Symposia present research on one topic or theme, providing a coherent set of papers for discussion. Symposia sessions consist of three or four oral presentations and a discussant, led by a chairperson.

Proposals for a symposium should consist of a general abstract for the proposed symposium, as well as an abstract for each individual paper presentation. The general abstract should describe the overarching theme of the symposium. The paper abstracts should be up to 500 words (excluding references). Abstracts for empirical papers should address: 1) The background and aims of the study and research questions, 2) Methodology (including participants, context, materials and data analyses), 3) Results and 4) Discussion/conclusions (including discussion of methodological challenges and implications).
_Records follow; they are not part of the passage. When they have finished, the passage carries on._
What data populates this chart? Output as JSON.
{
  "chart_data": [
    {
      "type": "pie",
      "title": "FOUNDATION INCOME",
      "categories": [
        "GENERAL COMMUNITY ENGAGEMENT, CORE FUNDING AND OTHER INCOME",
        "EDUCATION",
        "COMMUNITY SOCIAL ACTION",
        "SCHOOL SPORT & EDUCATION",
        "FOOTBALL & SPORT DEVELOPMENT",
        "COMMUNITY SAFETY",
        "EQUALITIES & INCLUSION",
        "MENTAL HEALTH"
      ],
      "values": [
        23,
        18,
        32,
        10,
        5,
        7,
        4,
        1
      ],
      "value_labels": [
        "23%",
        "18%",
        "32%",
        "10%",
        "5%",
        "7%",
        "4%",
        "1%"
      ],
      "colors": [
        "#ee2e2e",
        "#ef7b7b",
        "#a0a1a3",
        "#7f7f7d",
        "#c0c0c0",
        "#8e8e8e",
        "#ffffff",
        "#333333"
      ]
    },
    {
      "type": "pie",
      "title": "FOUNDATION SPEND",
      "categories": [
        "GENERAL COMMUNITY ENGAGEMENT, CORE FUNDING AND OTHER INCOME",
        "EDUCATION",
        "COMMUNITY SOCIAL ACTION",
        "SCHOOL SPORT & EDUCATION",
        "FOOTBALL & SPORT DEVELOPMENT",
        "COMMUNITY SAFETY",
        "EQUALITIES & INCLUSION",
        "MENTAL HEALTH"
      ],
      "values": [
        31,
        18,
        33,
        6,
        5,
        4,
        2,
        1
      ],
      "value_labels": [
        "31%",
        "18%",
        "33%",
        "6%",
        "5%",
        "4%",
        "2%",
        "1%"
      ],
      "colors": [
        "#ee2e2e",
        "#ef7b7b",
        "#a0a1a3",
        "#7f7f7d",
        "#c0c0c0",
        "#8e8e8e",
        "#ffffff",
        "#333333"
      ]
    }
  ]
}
Conceptual and methodological contributions can follow a different structure.

Paper presentations

Individual paper sessions involve oral presentations of empirical, methodological or theoretical papers and discussions with the audience.

Individual paper abstracts should be up to 500 words (excluding references). Abstracts for empirical papers should address: 1) The background and aims of the study and research questions, 2) Methodology (including participants, context, materials and data analyses), 3) Results and 4) Discussion/conclusions (including discussion of methodological challenges and implications). Conceptual and methodological contributions can follow a different structure.

Poster presentations

Poster sessions will involve 5-minute presentations of individual posters followed by an unstructured period where the audience will be invited to visit and comment on posters.

Poster abstracts should be up to 500 words (excluding references). Abstracts for empirical papers should address: 1) The background and aims of the study and research questions, 2) Methodology (including participants, context, materials and data analyses), 3) Results and 4) Discussion/conclusions (including discussion of methodological challenges and implications). Conceptual and methodological contributions can follow a different structure.

Research ‘fail’ sessions

Research ‘fail’ sessions involve oral presentations of papers that discuss research ‘fails’ – instances where research methods and designs didn’t work according to plan – and what these experiences can teach us about doing research, as well as discussions with the audience. Proposals can draw on several studies and can address, among others, aborted ideas, “near-misses”, and attempts to “turn things around”. Their emphasis can be empirical, methodological, or conceptual.

Research ‘fail’ abstracts should be up to 500 words (excluding references). Abstracts for empirical papers should address: 1) The background and aims of the study and research questions, 2) Methodology (including participants, context, materials and data analyses), 3) the nature of the research fail, and 4) Discussion/conclusions, with a focus on what the research fail can teach us about doing research. Conceptual and methodological contributions can follow a different structure but should follow the overall research fail format mentioned above.

Post-conference workshops

Post-conference workshops will provide interactive contexts for an in-depth examination, discussion and elaboration of methodological approaches. The workshops will be organized on September 11th. Each workshop should provide an in-depth introduction to a methodological approach, which can then be further explored and critically scrutinized for its potential and limitations to address key issues in research on learning and education. Workshops should also discuss the key challenges and/or pitfalls involved in the methodological approach. Workshop proposals should be submitted through the submission system.

Proposals for workshops should be up to 500 words (excluding references). They should contain: 1) the topic of the workshop, 2) a rationale for why the method or methodology covered is important, 3) the workshop objectives, 4) a description of the activities planned for the workshop, 5) the contribution expected from the participants, 6) possible outcomes.